I know that there was a point during the late 1990s and early 00’s that Toronto poet Stephen Cain was working on ten collaborations with ten different poets, including Jay MillAr, Sharon Harris and Christian Bök. Each of these works were said to be deliberately constructed with entirely different structures. I know a number of these works were completed, and produced as small chapbooks, with the idea that once the ten works were completed, Cain would attempt to get the entire manuscript published by a trade publisher. I know that the separate full-length prose collaboration between Cain and MillAr, Double Helix (The Mercury Press, 2006), saw print, at least. But whatever happened with this other project?


with Jay MillAr

The sun enters the room like a blade of music.
An earwig crawls up the walls: a sudden aneurysm.

Whoever invented this chair must perform miracles—
Levitation may transpire in any cave. It’s easy to forget

A quietly brainwashing trigger finger stuck
In the wall-hole that holds the lost smile.

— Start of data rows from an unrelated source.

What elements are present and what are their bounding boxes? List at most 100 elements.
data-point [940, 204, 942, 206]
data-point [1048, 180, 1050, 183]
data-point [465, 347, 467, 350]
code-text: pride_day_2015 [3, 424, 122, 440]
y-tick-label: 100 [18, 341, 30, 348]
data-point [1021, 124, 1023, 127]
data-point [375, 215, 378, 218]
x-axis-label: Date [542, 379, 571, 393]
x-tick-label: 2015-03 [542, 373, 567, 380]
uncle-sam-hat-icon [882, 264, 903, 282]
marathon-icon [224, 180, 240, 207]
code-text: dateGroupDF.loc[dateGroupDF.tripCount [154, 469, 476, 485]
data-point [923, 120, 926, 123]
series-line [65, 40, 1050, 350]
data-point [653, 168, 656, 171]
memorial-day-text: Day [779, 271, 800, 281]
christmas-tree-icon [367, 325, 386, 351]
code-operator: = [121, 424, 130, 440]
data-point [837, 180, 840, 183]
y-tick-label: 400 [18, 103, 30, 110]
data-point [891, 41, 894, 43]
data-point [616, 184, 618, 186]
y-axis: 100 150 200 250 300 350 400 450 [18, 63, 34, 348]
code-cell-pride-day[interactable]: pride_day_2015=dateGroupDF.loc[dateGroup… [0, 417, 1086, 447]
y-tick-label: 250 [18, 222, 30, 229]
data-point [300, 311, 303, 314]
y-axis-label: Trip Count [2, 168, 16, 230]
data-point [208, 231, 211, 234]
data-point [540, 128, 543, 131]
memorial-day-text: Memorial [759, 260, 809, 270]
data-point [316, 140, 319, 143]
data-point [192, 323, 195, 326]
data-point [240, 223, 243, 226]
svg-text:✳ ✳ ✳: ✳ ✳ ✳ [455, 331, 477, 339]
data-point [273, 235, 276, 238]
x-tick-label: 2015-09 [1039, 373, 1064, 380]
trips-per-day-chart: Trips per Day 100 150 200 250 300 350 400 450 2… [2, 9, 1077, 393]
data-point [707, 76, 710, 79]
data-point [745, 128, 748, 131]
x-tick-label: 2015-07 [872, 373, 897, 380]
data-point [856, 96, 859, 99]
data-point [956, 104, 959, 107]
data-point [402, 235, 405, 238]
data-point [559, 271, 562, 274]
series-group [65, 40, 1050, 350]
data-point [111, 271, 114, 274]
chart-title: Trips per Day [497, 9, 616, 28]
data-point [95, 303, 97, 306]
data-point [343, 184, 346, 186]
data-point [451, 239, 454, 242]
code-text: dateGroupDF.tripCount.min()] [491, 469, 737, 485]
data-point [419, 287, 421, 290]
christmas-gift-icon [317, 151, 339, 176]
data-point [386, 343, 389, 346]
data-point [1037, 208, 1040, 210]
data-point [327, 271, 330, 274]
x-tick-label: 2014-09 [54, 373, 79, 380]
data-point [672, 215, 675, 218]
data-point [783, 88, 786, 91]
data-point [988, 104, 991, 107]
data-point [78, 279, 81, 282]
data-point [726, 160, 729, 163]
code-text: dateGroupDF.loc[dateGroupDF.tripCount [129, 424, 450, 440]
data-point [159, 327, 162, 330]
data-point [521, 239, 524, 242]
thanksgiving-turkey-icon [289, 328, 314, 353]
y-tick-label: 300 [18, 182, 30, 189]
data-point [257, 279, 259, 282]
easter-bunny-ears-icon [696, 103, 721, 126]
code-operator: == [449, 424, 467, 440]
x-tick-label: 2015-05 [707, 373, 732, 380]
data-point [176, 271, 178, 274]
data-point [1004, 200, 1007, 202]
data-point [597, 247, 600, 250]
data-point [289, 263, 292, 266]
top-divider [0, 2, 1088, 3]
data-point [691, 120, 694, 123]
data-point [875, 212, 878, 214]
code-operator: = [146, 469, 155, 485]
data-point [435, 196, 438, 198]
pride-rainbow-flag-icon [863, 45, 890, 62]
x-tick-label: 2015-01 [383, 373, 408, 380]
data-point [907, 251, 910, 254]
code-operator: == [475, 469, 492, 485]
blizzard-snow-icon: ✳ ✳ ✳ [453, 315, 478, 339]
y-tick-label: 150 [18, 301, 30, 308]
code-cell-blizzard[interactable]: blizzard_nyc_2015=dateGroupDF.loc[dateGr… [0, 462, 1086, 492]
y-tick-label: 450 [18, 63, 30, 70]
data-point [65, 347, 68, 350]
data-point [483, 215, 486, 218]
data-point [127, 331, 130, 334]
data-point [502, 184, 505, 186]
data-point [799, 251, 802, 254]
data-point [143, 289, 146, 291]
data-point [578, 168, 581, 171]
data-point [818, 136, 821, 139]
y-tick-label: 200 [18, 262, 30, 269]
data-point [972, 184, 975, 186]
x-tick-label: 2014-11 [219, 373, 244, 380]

See how things look from down here? That motion
Shakes spiders from the ceiling, where they’ve

Been reminding the other insects
Of tedious obligations. But in the dark pantry

The organic environmental babies count
Their bundles of cash; their endless one two

Three fours keep time for the day’s meaning
Some things are almost too big for the sum

Of their parts to comprehend.

As with what Stephen Cain appeared to attempt in his seemingly-abandoned collaborative manuscript, one of the strengths of the works in Our Days in Vaudeville is in its variety. For anyone familiar with Ross’ numerous individually-authored trade collections of poetry, his “voice” in this collection is quite clear, yet amorphous, as the poems progress. There is something of Ross the shape-changer to the collection as well, allowing different facets of his own work to shine through, depending upon whom he might be working with. The shifts throughout this collection are quite subtle, with some more overt, as the sound and score of his own writing weaves, eddys and returns, while bringing in structures and other elements familiar to each participating collaborator. In the poem “DOWNSIZED,” composed with Jay MillAr, one can see both authors on equal terms, managing a collaborative space in which they do balance remarkably well, and yet the poem would have been impossible by either individually. In the six collaborative poems included composed with Ottawa poet Michael Dennis, one can clearly see the conversations about writing and form between the two, written in straight lines and straightforward patter. In the collaborations with Gary Barwin, they eschew the direct statement so prevalent throughout the rest of the collection for a more fragmented, even choppy, line, breaking down phrases into a series of staccatos. What is interesting in this collection comes in part from a familiarity with the names within, and seeing how some pieces might have been triggered from conversation, or a prevalence for a particular kind of stanza or line, watching each of the participants share the tools of their individual practice in different ways.